# Tool Chest



## Windows on Wash (Aug 30, 2011)

Have you checked the local classifieds? Do you guys have Craigslist up there? That's where I scored mine.


----------



## de-nagorg (Feb 23, 2014)

Pawn Shops.

Swap meets.

Garage sales.

Divorce sales.

Many more 


ED


----------



## Mort (Nov 26, 2008)

I've found Husky brand chests at Home Depot on sale all the time for a pretty good deal. My lower box is one of those and I like it.


----------



## 78Vette (Nov 25, 2009)

Check Kijiji for used quality boxes. I got me a slightly used 56 inch top and bottom Snapon without any scratches in near perfect condition at less then half price. All depends on your price range. I had looked at new "cheap" ones everywhere and couldn't get over the junk they're all selling nowadays. I have one from Canadian Tire i bought 40 years ago and it is still in super condition with heavy duty sliders.
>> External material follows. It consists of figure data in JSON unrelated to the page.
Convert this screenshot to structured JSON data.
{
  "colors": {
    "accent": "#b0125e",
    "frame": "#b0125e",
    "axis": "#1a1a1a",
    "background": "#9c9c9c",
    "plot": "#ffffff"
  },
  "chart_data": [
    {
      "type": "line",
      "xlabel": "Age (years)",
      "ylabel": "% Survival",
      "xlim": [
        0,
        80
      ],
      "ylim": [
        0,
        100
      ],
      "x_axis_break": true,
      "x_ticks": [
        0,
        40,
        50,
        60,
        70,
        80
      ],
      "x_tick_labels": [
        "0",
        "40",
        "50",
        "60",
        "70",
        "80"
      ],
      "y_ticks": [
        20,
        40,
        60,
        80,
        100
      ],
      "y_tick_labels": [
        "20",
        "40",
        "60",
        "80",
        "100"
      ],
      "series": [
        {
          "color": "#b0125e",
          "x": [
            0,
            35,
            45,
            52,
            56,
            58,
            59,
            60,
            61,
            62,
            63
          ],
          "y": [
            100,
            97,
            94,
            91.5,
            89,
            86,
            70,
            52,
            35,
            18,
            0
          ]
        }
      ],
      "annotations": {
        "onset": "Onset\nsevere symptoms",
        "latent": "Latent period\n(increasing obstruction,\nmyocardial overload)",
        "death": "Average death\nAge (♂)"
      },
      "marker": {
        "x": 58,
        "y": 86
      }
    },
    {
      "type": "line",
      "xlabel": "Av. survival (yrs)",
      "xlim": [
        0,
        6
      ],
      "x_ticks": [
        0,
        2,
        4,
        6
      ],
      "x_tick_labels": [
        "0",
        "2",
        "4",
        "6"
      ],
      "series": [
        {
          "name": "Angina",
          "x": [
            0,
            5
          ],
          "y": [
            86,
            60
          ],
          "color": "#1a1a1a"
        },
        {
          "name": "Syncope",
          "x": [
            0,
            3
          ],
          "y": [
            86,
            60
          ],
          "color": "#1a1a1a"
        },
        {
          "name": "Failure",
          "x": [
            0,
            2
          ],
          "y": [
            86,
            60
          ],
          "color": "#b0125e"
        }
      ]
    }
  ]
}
Nothing compared to what they sell now for lots of $


----------



## lenaitch (Feb 10, 2014)

This is one item where you want quality and, if new, you're going to have to pay for it, particularly grade of steel and quality of drawer slides. I've had a Snap-On since the 60s. I have heard Husky are good. Check carefully on any you see at Canadian Tire - they have different, what do they call it now, price points. I did a quick check on Kijiji and saw a few but with buy-and-sell sites, it boils down to location. They is a new buy-and-sell site called Letgo that is apparently becoming popular.


----------



## 47_47 (Sep 11, 2007)

Better boxes have ball bearing slides. I went with a longer bottom tool box and didn't use a top box. I put on a piece of ply and use it to put in use tools, small parts, manuals...


----------